Tapi nasib majalah ini berakhir tragis. D&R sempoyongan ketika tenaga inti redaksinya, yang berasal dari majalah Tempo ditarik untuk membangkitkan kembali majalah Tempo pada Oktober 1998. Perusahaan itu pun dioperkan Jawa Pos kepada sebuah konsorsium pimpinan The Jakarta Post. Tinggal komandannya, Bambang Bujono, serta beberapa wartawan hasil rekrutmen baru yang bertahan. Mereka dengan cepat kalah pamor dengan mingguan Tempo versi baru sehingga lambat laun konsorsium itu membiarkan D&R terpuruk.

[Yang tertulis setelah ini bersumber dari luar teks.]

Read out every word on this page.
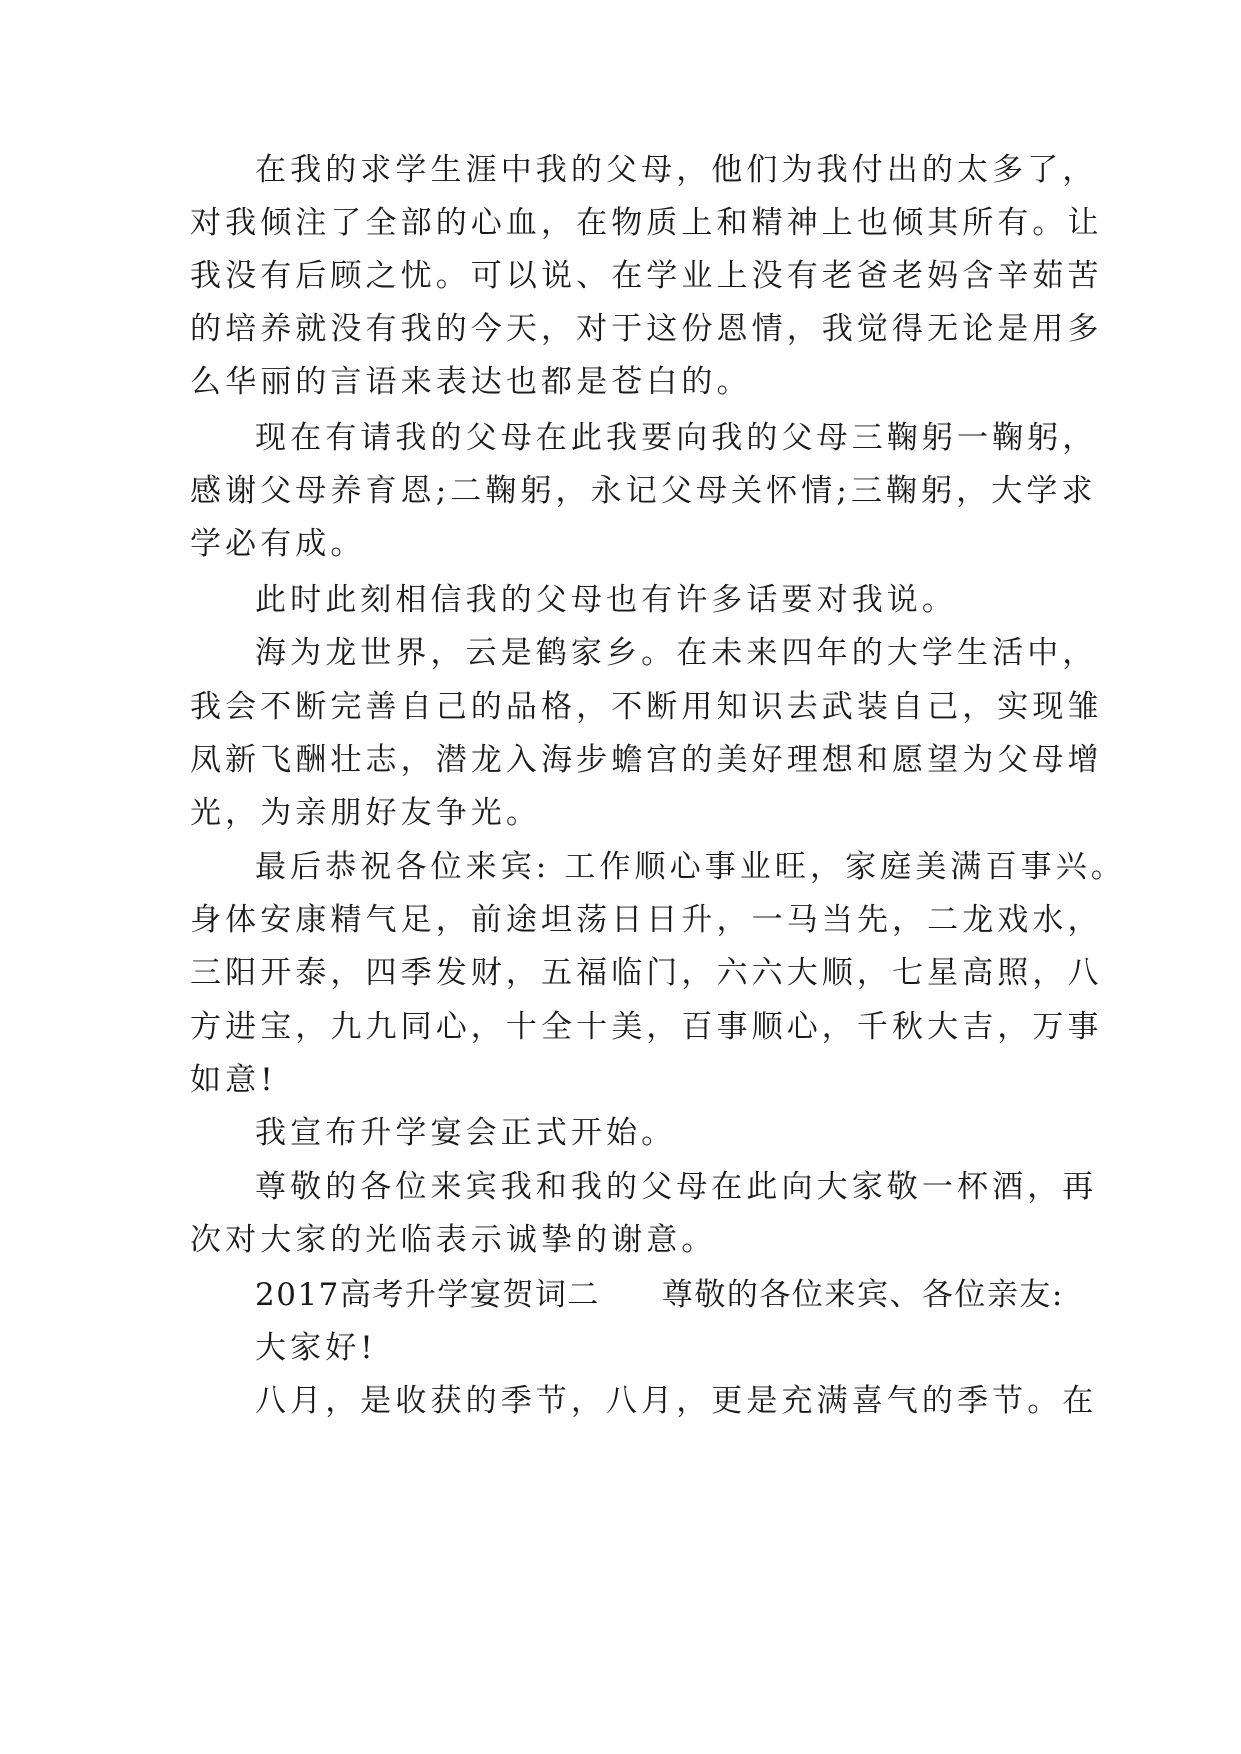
在我的求学生涯中我的父母，他们为我付出的太多了，
对我倾注了全部的心血，在物质上和精神上也倾其所有。让
我没有后顾之忧。可以说、在学业上没有老爸老妈含辛茹苦
的培养就没有我的今天，对于这份恩情，我觉得无论是用多
么华丽的言语来表达也都是苍白的。
现在有请我的父母在此我要向我的父母三鞠躬一鞠躬，
感谢父母养育恩;二鞠躬，永记父母关怀情;三鞠躬，大学求
学必有成。
此时此刻相信我的父母也有许多话要对我说。
海为龙世界，云是鹤家乡。在未来四年的大学生活中，
我会不断完善自己的品格，不断用知识去武装自己，实现雏
凤新飞酬壮志，潜龙入海步蟾宫的美好理想和愿望为父母增
光，为亲朋好友争光。
最后恭祝各位来宾: 工作顺心事业旺，家庭美满百事兴。
身体安康精气足，前途坦荡日日升，一马当先，二龙戏水，
三阳开泰，四季发财，五福临门，六六大顺，七星高照，八
方进宝，九九同心，十全十美，百事顺心，千秋大吉，万事
如意!
我宣布升学宴会正式开始。
尊敬的各位来宾我和我的父母在此向大家敬一杯酒，再
次对大家的光临表示诚挚的谢意。
2017高考升学宴贺词二 尊敬的各位来宾、各位亲友:
大家好!
八月，是收获的季节，八月，更是充满喜气的季节。在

Sementara itu, klik Dahlan bersama Mahtum ternyata terus berkembang kuat. Mula-mula memang sempat kacau. Sesuai petunjuk Menteri Penerangan Harmoko, Dahlan Iskan masuk dalam koran Merdeka tidak dengan nama Jawa Pos melainkan dengan nama dirinya pribadi. Itu sebabnya koran keluarga Diah yang terkenal di zaman perjuangan kemerdekaan ini, tidak berubah secara signifikan ketika Dahlan Iskan masuk, sehingga para agen malas memasarkannya. "Kami taruh saja di bawah meja. Kasihan kalau suruh anak-anak jual. Tidak laku," begitu saya dengar sekitar tahun 1996 dari Laris Naibaho, satu dari 17 agen terbesar yang menguasai pasar koran Jakarta dan sekitarnya. 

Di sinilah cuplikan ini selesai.